Existing code-generation agents primarily rely on static analysis or trial-and-error testing for bug repair, struggling to effectively leverage runtime debugging information. This work proposes Debug2Fix, a novel framework that deeply integrates an interactive debugger into the coding agent for the first time. By employing a sub-agent architecture, Debug2Fix enables synergistic coordination between debugging and repair processes, allowing the agent to pinpoint and fix complex bugs with human-like precision based on runtime program states. Evaluated on GitBug-Java and SWE-Bench-Live benchmarks, the approach outperforms baseline methods by over 20%, substantially boosting the repair capabilities of weaker models—such as GPT-5 and Claude Haiku 4.5—to surpass those of stronger counterparts like Claude Sonnet 4.5, thereby demonstrating that thoughtful tool design can effectively compensate for inherent model limitations.

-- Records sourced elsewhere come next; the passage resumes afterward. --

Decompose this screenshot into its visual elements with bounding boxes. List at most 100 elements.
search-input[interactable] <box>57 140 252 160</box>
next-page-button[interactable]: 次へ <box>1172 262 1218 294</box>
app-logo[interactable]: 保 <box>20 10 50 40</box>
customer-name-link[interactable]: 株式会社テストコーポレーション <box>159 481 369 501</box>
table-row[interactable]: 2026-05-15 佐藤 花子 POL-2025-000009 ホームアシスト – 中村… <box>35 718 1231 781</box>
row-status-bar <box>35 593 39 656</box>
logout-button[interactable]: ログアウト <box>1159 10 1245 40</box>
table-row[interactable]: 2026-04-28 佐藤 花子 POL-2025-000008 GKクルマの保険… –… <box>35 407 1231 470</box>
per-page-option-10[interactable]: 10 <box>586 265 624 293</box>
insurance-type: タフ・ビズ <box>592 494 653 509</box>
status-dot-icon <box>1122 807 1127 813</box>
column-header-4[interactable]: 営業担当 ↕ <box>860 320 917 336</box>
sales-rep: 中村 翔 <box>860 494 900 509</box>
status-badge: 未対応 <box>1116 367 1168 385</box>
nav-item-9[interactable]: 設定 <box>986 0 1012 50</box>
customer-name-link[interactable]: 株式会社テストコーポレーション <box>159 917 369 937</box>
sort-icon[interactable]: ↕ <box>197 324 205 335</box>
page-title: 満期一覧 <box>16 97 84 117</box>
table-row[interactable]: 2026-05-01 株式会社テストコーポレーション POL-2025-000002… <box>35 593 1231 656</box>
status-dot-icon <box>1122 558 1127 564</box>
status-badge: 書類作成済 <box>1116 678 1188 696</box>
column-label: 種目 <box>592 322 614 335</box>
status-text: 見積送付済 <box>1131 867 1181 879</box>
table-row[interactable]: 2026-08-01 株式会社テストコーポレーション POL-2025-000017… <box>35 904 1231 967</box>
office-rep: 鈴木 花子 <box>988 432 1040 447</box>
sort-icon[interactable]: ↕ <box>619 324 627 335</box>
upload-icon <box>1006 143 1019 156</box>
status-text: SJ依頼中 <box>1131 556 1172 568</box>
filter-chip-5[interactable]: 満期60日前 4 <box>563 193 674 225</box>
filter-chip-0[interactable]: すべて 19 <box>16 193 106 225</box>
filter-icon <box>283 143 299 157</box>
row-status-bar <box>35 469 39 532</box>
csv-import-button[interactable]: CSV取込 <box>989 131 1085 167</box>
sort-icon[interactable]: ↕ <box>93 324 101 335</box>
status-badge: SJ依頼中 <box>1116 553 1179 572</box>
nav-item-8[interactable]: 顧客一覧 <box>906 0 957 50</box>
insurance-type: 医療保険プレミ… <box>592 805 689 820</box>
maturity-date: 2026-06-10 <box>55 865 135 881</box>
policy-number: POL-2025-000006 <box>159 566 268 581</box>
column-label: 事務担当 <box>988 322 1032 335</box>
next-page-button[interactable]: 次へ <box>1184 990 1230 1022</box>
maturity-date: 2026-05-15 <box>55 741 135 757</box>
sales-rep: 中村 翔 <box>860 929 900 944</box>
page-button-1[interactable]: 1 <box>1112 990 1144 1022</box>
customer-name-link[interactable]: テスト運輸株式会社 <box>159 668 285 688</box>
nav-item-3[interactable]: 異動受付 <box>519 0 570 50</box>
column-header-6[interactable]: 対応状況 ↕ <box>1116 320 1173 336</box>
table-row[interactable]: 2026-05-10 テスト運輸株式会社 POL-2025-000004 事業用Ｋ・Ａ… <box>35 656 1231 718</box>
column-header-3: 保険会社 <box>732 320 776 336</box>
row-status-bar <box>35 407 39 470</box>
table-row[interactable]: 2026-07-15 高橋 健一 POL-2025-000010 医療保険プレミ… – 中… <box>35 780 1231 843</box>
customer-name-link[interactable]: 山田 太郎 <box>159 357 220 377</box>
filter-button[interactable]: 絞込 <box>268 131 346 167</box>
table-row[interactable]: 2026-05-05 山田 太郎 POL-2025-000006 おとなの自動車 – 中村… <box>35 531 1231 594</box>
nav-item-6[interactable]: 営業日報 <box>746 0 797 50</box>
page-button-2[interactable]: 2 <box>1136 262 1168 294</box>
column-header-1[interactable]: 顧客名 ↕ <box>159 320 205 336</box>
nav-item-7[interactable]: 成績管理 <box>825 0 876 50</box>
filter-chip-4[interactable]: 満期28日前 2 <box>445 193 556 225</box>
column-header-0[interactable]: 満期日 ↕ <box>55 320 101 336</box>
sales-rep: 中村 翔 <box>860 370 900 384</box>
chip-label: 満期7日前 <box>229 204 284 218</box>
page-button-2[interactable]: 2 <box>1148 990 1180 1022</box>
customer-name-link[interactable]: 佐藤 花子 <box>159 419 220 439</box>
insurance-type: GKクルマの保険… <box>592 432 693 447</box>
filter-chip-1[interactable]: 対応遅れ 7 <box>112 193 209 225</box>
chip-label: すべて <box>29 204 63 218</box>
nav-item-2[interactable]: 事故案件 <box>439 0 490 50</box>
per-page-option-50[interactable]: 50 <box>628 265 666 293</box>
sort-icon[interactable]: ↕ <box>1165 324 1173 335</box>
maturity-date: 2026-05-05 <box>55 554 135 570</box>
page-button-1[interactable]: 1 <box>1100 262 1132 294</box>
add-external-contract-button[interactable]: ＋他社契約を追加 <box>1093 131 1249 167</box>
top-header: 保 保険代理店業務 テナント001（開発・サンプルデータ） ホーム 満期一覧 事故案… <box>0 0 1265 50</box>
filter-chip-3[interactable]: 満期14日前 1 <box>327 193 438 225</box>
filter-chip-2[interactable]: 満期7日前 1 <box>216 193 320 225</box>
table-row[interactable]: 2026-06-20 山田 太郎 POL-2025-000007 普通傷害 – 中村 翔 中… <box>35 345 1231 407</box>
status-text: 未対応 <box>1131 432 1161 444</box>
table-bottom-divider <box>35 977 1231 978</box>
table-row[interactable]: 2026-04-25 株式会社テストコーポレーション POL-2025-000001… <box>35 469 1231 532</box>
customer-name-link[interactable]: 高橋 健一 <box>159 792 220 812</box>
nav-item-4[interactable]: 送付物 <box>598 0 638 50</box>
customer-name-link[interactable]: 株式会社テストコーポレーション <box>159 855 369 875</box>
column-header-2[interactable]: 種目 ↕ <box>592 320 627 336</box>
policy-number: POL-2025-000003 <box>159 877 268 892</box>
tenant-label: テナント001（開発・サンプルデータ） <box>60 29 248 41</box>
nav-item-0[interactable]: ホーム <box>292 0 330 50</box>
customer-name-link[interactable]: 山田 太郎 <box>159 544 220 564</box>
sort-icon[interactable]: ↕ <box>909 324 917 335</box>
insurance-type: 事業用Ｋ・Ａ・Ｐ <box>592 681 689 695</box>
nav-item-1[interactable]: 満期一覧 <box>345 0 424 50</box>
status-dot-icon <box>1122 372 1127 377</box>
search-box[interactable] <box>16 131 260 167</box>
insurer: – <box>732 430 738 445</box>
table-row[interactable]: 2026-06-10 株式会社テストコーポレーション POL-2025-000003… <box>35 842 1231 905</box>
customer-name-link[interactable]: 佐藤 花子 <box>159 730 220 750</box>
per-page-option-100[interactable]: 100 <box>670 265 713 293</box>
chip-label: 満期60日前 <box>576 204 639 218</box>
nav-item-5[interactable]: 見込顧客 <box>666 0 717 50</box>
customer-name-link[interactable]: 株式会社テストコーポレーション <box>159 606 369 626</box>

While significant progress has been made in automating various aspects of software development through coding agents, there is still significant room for improvement in their bug fixing capabilities. Debugging and investigation of runtime behavior remains largely a manual, developer-driven process. Popular coding agents typically rely on either static analysis of the code or iterative test-fix cycles, which is akin to trial and error debugging. We posit that there is a wealth of rich runtime information that developers routinely access while debugging code, which agents are currently deprived of due to design limitations. Despite how prevalent debuggers are in modern IDEs and command-line tools, they have surprisingly not made their way into coding agents. In this work, we introduce Debug2Fix, a novel framework that incorporates interactive debugging as a core component of a software engineering agent via a subagent architecture. We incorporate debuggers for Java and Python into our agent framework and evaluate against GitBug-Java and SWE-Bench-Live and achieve >20% improvement in performance compared to the baseline for certain models. Furthermore, using our framework, we're able to make weaker models like GPT-5 and Claude Haiku 4.5 match or exceed the performances of stronger models like Claude Sonnet 4.5, showing that better tool design is often just as important as switching to a more expensive model. Finally, we conduct systematic ablations demonstrating the importance of both the subagent architecture and debugger integration.